Hubungan yang rumit antara manusia dan lingkungannya telah menarik perhartian banyak ilmuwan, khususnya antropolog. Salah satu isu yang muncul adalah bagaimana konservasi lingkungan dan ekologi berkaitan dengan hak-hak masyarakat lokal. Kawasan Kabupaten Berau di Provinsi Kalimantan Timur adalah contoh yang unik karena hampir semua wilayah di sini sudah dikonsesi. Dengan kata lain penduduk setempat nyaris tidak memiliki hak atas kawasan mereka sendiri. Hal ini mengemuka di dalam kegiatan FIB Brown Bag Seminar yang digelar pada hari Selasa, 25 Juli 2018 di Ruang Multimedia Gd.

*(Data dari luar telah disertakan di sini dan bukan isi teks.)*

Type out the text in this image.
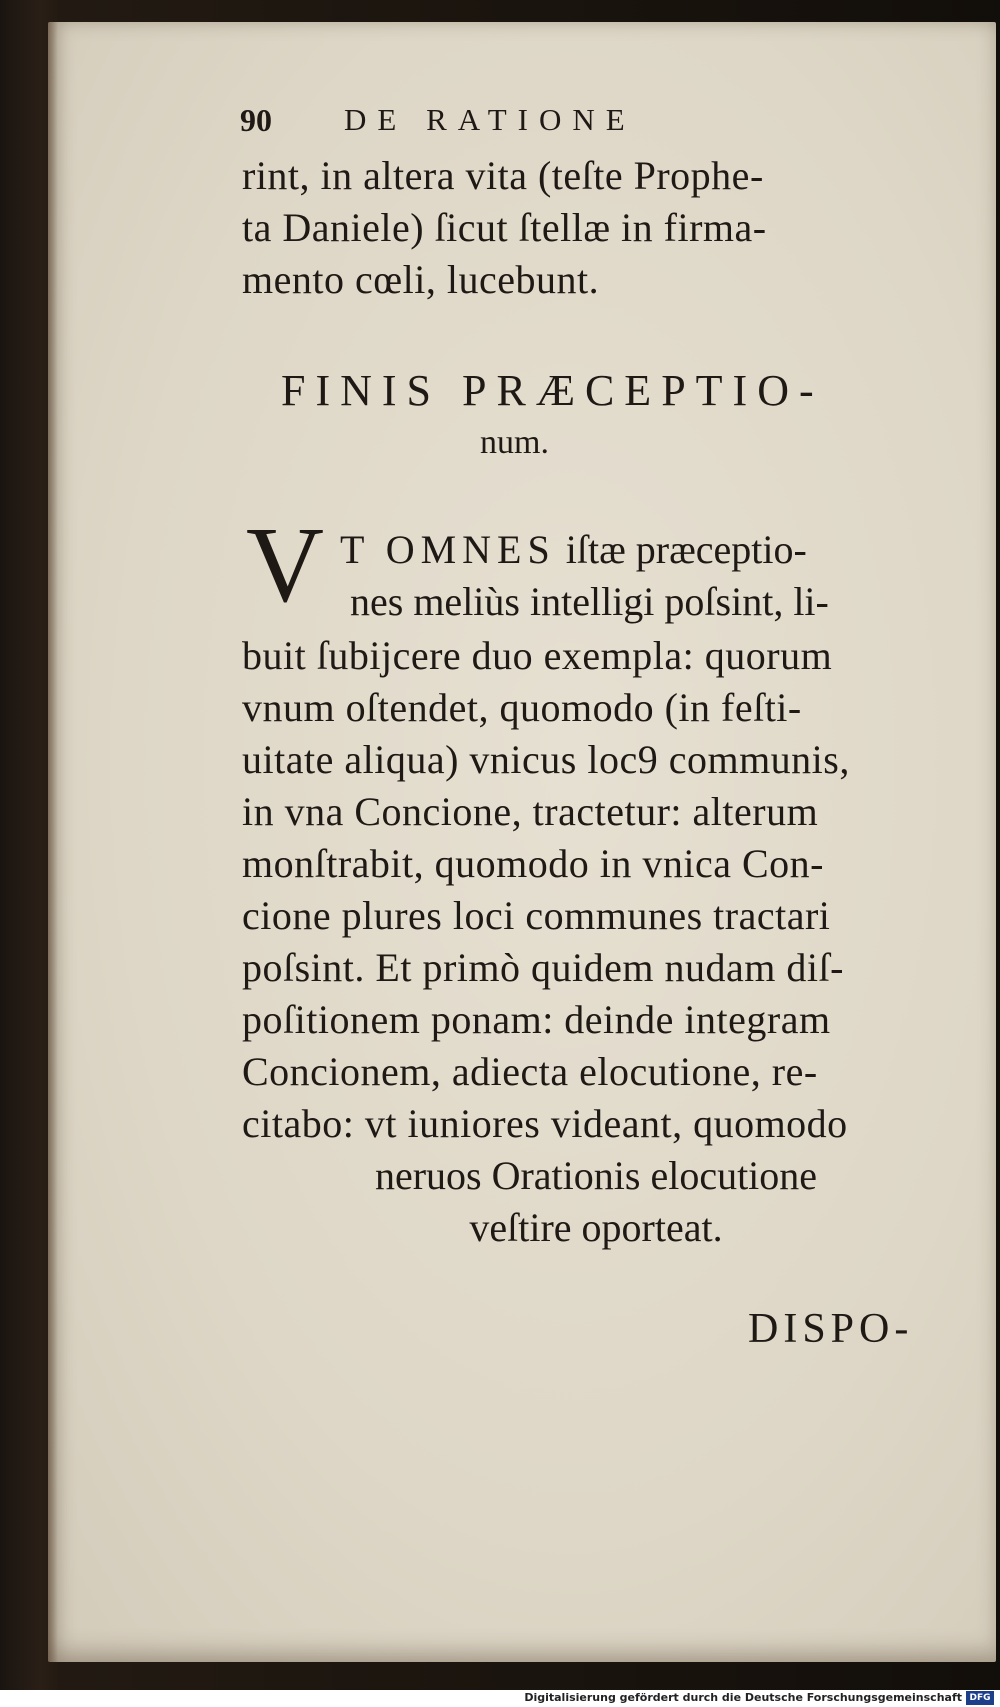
90 DE RATIONE
rint, in altera vita (teſte Prophe-
ta Daniele) ſicut ſtellæ in firma-
mento cœli, lucebunt.
FINIS PRÆCEPTIO-
num.
V T OMNES iſtæ præceptio-
nes meliùs intelligi poſsint, li-
buit ſubijcere duo exempla: quorum
vnum oſtendet, quomodo (in feſti-
uitate aliqua) vnicus loc9 communis,
in vna Concione, tractetur: alterum
monſtrabit, quomodo in vnica Con-
cione plures loci communes tractari
poſsint. Et primò quidem nudam diſ-
poſitionem ponam: deinde integram
Concionem, adiecta elocutione, re-
citabo: vt iuniores videant, quomodo
neruos Orationis elocutione
veſtire oporteat.
DISPO-
Digitalisierung gefördert durch die Deutsche Forschungsgemeinschaft DFG
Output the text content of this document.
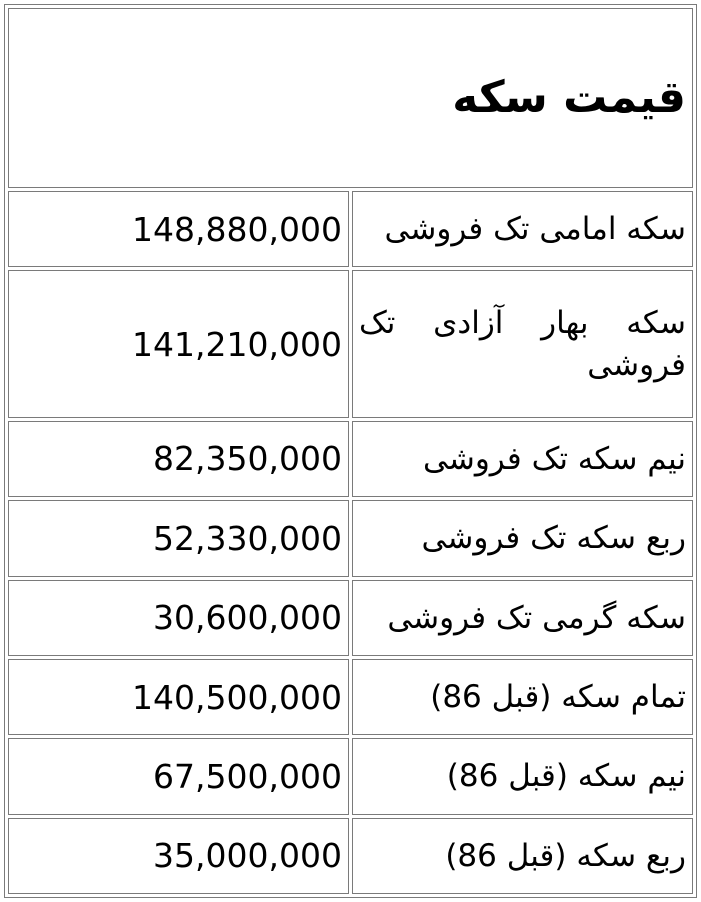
قیمت سکه	
سکه امامی تک فروشی	148,880,000
سکه بهار آزادی تک فروشی	141,210,000
نیم سکه تک فروشی	82,350,000
ربع سکه تک فروشی	52,330,000
سکه گرمی تک فروشی	30,600,000
تمام سکه (قبل 86)	140,500,000
نیم سکه (قبل 86)	67,500,000
ربع سکه (قبل 86)	35,000,000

R.M. Margono kampus FIB, yang bertajuk “Antropologi Konservasi dan Ekologi Politik di Berau, Kalimantan Timur”. Kuliah umum ini disampaikan oleh Walker DePuy, mahasiswa S3 Antropologi, University of Georgia, Amerika Serikat.
Lebih jauh, DePuy menambahkan bahwa agenda-agenda konservasi berbasis hak masyarakat (right-based conservation) kini cukup populer di seluruh dunia. Salah satu contoh model konservasi ini adalah REDD+ social safeguards yang dirancangkan sebagai sarana untuk mendorong partisipasi komunitas dan menjaga kearifan lokal serta hak masyarakat. “Namun demikian, masih ada satu pertanyaan penting yang butuh diteliti, yakni bagaimana agenda konservasi berbasis hak masyarakat dan tujuannya ini diterjemahkan pada level pemerintahan dan diimplementasikan di lapangan yang nyata?”, ungkap DePuy.
Dengan kasus Program Karbon Hutan Berau (PKHB) di Kalimantan Timur, penelitian DePuy ini mengunakan etnografi secara budaya untuk memahami beberapa hal, di antaranya: bagaimana REDD+ social safeguards berjalan dan diimplementasikan di PKHB; apa saja tantangan dari program ini ada untuk berbagai aktor seperti LSM, pemerintah, dan masyarakat Dayak; serta apa pelajaran bisa dilihat untuk menciptakan program konservasi berasis hak masyarakat baik yang lebih efektif maupun yang lebih adil.